Closed bschmalhofer closed 1 month ago
Tentatively added the commands.
TODO:
Additional fixes to Import Export:
The current state is available at https://github.com/RotherOSS/otobo/tree/issue-%233682-importexport_with_chunking.
Another thing to discuss:
The new files Kernel/System/Console/Command/Admin/ImportExport/Import.pm and Kernel/System/Console/Command/Admin/ImportExport/Export.pm are planned to be added to OTOBO 11.1. For OTOBO 11.0 the plan is to backport these files to the ImportExportTicket package.
It can be considered to integrated the two files from ImportExportTicket into OTOBO 11.1.
<Filelist>
<File Permission="660" Location="Kernel/Config/Files/XML/ImportExportTicket.xml" />
<File Permission="660" Location="Kernel/System/ImportExport/ObjectBackend/Ticket.pm" />
</Filelist>
This would allow to mark ImportExportTicket simply as integrated, without having to consider the two different cases.
Discussed this with @svenoe .
prefix
stating the prefix of the files, default is the empty stringManual testing is underway. But I think that I have misused the tool.
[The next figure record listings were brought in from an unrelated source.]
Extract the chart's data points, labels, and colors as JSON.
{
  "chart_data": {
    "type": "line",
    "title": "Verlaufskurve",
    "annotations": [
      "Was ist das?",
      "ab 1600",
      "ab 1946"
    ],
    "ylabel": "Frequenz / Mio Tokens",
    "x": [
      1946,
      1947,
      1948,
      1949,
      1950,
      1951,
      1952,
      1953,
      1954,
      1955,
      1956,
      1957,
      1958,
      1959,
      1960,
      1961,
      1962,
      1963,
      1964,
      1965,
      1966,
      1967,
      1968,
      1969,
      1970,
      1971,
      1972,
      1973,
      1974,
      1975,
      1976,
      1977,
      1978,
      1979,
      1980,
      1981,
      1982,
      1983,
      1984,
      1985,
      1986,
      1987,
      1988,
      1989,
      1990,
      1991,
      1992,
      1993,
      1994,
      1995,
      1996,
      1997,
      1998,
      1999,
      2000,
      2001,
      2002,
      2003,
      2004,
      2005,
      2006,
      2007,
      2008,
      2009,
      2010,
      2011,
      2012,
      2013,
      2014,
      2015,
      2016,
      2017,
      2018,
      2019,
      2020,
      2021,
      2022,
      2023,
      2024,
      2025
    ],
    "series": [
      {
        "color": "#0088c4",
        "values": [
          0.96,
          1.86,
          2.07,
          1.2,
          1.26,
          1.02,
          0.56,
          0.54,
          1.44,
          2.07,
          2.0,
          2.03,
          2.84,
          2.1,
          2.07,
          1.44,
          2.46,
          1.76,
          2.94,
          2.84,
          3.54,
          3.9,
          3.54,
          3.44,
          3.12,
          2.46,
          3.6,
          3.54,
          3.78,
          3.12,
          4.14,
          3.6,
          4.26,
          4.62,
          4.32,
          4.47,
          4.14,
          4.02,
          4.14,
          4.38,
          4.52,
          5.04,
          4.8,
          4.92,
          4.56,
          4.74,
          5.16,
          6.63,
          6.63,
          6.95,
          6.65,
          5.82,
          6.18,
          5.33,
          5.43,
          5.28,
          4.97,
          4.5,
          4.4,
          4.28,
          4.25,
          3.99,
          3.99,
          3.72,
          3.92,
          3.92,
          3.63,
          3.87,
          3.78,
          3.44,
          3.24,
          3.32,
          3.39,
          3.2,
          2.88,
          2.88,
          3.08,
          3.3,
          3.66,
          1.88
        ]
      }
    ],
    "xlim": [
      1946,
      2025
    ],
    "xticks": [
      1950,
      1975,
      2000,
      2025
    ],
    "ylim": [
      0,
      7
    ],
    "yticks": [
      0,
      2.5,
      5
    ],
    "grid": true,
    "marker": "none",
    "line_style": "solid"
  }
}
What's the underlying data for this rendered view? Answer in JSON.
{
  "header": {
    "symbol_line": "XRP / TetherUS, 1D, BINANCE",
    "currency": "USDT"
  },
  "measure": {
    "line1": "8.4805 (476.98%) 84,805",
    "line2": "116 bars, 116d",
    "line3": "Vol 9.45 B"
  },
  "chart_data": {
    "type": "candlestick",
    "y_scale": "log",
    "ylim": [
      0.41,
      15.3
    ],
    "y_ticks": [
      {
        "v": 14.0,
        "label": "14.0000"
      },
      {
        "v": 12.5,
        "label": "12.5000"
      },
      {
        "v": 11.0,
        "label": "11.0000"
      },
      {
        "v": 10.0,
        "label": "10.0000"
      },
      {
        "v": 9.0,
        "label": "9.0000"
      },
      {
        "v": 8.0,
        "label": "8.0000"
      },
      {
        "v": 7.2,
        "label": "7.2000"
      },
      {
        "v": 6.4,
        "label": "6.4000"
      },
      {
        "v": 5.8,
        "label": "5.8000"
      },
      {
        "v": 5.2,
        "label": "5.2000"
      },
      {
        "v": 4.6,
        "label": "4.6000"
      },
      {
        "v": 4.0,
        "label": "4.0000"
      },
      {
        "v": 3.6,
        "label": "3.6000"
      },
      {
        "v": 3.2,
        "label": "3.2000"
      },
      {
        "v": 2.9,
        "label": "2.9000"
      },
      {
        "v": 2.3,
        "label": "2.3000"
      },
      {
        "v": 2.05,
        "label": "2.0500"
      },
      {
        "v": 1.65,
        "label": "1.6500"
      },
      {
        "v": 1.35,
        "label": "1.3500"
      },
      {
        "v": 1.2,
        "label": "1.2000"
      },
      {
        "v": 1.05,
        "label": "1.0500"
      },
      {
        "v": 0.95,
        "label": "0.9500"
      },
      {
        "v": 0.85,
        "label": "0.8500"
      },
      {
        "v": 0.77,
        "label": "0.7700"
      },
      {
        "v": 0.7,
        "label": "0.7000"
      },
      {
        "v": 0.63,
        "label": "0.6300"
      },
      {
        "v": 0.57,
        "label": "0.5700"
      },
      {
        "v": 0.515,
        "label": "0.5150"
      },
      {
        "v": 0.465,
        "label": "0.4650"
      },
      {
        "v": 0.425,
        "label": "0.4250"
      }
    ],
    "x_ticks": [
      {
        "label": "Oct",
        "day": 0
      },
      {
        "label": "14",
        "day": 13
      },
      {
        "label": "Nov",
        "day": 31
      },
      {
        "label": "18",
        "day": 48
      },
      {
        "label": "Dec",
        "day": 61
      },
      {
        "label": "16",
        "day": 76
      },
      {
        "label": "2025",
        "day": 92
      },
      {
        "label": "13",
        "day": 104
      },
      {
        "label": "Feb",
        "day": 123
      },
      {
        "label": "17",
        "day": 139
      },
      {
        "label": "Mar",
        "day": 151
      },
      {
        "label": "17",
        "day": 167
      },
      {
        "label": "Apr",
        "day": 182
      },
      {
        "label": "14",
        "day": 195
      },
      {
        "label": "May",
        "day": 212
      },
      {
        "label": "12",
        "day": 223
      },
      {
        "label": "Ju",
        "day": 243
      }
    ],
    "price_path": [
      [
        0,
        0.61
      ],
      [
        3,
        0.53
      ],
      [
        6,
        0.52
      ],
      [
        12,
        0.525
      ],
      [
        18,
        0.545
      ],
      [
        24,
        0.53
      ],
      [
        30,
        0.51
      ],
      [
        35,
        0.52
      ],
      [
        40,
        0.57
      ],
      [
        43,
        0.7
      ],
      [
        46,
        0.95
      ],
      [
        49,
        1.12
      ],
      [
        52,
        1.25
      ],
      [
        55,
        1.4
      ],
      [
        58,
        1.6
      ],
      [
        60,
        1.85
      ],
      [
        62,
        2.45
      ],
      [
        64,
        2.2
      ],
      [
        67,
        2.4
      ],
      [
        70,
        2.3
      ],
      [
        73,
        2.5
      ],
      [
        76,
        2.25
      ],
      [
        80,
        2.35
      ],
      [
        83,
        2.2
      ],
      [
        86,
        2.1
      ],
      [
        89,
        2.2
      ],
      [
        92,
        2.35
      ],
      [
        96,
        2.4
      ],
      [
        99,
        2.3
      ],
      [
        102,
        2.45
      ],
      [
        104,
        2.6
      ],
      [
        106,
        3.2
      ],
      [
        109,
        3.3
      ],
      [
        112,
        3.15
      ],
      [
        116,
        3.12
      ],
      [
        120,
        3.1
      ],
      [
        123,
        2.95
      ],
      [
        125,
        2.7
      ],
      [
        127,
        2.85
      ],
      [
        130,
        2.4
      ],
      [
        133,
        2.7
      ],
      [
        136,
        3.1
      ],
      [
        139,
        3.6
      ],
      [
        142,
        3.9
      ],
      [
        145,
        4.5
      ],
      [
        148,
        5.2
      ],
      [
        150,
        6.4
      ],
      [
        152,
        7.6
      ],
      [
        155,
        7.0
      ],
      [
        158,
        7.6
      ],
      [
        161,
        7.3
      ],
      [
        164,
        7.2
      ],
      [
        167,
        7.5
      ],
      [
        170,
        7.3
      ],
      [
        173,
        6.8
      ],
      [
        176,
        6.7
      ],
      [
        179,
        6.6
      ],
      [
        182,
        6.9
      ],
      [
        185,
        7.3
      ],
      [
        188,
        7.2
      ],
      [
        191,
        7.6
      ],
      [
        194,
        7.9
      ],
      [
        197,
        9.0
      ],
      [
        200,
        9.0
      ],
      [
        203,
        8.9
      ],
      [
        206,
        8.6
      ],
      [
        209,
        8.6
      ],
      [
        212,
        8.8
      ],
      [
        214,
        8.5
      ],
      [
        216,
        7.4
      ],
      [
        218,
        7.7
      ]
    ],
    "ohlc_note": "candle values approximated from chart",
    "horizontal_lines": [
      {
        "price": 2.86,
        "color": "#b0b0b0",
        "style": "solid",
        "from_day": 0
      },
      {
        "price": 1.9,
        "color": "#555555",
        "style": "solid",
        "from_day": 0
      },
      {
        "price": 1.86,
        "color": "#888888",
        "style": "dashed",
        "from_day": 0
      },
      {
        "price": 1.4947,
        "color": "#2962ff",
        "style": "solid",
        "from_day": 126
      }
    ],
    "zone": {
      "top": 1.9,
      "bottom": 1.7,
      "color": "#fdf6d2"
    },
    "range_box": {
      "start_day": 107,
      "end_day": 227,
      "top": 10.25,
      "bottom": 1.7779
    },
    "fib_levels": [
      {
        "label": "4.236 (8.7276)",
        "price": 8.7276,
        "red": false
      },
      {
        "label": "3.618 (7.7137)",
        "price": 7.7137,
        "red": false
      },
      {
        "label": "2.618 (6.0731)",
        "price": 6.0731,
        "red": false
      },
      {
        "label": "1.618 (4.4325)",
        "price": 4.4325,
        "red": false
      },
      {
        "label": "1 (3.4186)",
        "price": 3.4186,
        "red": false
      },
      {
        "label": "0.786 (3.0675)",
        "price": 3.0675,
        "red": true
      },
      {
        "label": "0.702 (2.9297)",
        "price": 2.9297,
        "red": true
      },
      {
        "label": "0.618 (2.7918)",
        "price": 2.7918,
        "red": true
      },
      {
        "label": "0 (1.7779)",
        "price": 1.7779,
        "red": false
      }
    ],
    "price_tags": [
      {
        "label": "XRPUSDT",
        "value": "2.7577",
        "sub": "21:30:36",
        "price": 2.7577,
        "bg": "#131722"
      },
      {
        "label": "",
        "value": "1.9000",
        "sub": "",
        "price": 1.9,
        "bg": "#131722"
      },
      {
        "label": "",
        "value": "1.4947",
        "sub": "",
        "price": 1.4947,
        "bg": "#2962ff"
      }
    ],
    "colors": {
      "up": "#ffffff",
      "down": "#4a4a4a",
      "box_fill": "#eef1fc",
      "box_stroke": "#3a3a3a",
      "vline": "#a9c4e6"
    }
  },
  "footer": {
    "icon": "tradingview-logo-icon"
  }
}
I'm wondering whether a simple ETL-Workflow should work.
Let's try that simple flow first. More complex ImportExport just brought a lot of warnings.
Carried out the simple ETL test. This worked after activating "Empty fields indicate that the current values are kept".
Did the same test with 7589 tickets in 76 chunks of 100 tickets. This looked fine as well, after a couple of fixes.
I tried to update the subject of articles by marking the mapping Article_ArticleID
as an identifier. However, the article subject was not updated. Looks like this is not implemented. See https://github.com/RotherOSS/otobo/blob/cd16817710a34480d6b0fb3b998eab3dc798efd2/Kernel/System/ImportExport/ObjectBackend/Ticket.pm#L1941 .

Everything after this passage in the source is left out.